It may have been a last-minute idea, but it sure turned out to be a good one.
Jefferson School second-grade teacher Erin Holste was in a quandary about what to do for the 100th day of school observed on Jan. 27.
“I was trying to decide what to do for 100 day that is more meaningful that just bringing 100 items or counting to 100,” Holste said. “Not that those aren’t great educational things – we did a few of those, too.”
Inspired by a visit from KC Wolf earlier this year, her class has been working on showing good character as well as being bucket fillers.
Holste explained that bucket filling comes from a book she reads her second graders on the first day of school. It means doing nice things for someone else and filling up their buckets, which will fill up theirs in return.
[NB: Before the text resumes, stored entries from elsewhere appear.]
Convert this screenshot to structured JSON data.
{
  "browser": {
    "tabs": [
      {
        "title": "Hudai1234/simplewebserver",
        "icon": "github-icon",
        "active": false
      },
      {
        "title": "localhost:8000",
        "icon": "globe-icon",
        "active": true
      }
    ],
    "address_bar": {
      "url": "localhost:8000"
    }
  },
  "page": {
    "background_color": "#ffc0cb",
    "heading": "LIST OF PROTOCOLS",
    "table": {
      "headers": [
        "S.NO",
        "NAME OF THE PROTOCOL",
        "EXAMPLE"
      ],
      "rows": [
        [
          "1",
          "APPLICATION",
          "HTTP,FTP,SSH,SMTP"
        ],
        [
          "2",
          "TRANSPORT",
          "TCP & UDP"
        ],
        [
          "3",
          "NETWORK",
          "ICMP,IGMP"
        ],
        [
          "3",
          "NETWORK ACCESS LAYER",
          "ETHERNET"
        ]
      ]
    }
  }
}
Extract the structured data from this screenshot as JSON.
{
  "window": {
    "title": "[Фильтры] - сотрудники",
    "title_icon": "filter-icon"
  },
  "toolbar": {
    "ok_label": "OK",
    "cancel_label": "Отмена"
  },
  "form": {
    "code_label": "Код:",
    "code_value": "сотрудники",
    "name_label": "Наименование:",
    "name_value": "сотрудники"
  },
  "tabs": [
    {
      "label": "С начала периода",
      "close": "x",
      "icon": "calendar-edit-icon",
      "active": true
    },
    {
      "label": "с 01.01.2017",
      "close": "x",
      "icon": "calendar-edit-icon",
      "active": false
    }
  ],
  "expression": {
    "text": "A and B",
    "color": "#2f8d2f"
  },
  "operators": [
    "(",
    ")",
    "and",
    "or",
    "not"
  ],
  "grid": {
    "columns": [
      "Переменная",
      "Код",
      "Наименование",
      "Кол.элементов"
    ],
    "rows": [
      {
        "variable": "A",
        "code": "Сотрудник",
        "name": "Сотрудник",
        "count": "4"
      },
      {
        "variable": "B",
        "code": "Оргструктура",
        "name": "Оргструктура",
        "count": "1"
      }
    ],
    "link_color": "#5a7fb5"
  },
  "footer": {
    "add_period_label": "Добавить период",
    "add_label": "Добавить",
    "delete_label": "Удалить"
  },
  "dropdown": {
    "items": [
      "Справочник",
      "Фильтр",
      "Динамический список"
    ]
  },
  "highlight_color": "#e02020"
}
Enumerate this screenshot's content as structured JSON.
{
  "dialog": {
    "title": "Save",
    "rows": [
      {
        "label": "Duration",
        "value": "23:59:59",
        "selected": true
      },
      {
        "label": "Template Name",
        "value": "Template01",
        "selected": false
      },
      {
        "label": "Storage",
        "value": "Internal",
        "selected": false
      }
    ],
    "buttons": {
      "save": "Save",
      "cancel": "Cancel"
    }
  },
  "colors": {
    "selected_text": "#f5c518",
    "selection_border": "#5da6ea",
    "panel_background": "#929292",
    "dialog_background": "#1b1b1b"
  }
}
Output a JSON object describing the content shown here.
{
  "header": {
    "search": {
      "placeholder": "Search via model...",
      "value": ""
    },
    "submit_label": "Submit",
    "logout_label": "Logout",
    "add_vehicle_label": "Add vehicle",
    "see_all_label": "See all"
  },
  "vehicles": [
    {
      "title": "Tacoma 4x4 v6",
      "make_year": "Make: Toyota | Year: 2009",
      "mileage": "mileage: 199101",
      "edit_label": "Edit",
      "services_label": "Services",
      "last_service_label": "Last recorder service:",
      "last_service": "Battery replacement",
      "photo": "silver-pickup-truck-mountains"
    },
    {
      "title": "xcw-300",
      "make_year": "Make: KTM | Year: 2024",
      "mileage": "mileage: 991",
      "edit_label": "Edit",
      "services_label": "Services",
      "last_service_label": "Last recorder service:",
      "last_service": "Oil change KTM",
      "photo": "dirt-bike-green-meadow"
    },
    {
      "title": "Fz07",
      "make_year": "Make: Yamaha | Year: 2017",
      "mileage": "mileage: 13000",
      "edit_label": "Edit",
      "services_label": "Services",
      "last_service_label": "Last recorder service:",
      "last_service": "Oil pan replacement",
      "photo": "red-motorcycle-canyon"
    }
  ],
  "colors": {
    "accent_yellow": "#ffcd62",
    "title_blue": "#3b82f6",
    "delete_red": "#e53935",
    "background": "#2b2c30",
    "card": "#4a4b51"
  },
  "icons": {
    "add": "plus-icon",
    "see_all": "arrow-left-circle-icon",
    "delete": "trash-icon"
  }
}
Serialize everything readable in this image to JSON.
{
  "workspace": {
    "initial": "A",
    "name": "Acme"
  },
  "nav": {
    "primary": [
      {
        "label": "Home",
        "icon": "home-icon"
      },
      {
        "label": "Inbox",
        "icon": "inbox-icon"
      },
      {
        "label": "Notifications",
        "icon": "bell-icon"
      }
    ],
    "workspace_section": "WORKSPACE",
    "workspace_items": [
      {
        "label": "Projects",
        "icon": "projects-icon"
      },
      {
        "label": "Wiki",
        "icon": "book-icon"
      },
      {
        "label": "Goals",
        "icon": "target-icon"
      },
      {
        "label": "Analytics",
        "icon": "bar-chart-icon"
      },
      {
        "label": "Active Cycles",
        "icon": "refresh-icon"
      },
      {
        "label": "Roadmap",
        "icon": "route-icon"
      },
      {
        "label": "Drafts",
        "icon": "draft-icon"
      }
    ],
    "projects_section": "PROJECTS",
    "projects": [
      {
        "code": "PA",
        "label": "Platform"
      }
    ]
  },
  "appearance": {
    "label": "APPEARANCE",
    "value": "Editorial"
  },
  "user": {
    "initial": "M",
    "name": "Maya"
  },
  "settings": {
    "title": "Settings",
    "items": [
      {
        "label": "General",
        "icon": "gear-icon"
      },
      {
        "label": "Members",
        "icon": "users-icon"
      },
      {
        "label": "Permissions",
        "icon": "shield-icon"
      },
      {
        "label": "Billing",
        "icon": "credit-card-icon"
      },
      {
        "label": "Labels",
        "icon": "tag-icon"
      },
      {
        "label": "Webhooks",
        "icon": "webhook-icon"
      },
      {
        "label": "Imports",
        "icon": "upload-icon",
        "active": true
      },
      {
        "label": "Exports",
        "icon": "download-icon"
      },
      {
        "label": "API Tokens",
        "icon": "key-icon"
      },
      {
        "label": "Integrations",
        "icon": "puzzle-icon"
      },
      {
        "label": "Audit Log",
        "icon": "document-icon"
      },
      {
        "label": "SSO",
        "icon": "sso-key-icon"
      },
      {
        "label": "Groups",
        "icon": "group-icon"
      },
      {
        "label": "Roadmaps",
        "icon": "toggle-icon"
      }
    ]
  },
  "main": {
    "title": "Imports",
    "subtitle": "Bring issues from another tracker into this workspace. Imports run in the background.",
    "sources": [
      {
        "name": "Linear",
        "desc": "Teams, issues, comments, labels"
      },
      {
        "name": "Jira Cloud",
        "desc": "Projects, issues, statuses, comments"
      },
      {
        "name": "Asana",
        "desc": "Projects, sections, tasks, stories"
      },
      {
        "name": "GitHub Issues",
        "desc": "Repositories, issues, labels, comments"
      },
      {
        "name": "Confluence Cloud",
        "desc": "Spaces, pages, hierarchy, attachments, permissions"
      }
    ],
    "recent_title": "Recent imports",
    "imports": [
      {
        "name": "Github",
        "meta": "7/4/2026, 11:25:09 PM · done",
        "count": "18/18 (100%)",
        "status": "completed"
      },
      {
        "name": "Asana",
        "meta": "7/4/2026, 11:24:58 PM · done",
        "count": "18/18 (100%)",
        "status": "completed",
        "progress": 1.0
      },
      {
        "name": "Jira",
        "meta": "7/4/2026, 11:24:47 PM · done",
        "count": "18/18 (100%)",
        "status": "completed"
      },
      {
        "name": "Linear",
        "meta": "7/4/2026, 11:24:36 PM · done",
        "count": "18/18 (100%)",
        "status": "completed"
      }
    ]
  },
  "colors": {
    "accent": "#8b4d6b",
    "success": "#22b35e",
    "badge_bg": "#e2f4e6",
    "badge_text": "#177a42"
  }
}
“After noticing the mood of the students at that slump that usually hits after Christmas break and before spring break, I needed a way to redirect the negative attention they were giving one another,” she said.
That’s when inspiration struck.
“I reread them the bucket filler book and asked the kids if they would like to fill lots of buckets,” she explained. “So I said, ‘what if tomorrow, since it is the 100 day of school, we do 100 nice things?’ They were so excited.
“The students were all in. I let them write ideas in their journals and then we shared them with the class. Watching the students tell each other ‘that’s a good one’ or ‘oh, I really like that idea’ was so sweet. They were so friendly to each other it was already a great start.” Some of the ideas they came up with included feed all the hungry people, share with kids who don’t have much and help really sick kids. Holste directed their suggestions to bringing canned food for the food bank, donating kids’ books to the Children’s Clinic and recycling cans to Kans for Kids.
“It was tough coming up with realistic ideas from some of their suggestions, but listening to their big ideas was a lot of fun,” she said. “I have a lot of big hearts in my classroom!
“Listening to the students’ ideas was the best part,” Holste said. “They wanted to help every person they knew to have a better day. That is a special thing to see coming from 7- and 8-year-olds.
“The whole point was to get them to write their ideas down and let them feel the joy of helping someone else,” she said. “I tried to focus them on giving instead of receiving.”
Holste said that even when they moved on to other assignments, the children were still thinking of their lists.
“That they were even applying it to life after school, made me feel like they had taken something from it,” she said. “I just wanted to create a lesson or activity that would last longer than one day in their lives. Hopefully I did that.
“I would definitely do it again,” she said. “It would be neat to see it done school wide or even districtwide. It was a last-minute idea though, so I’m sure it could go a lot smoother next year.”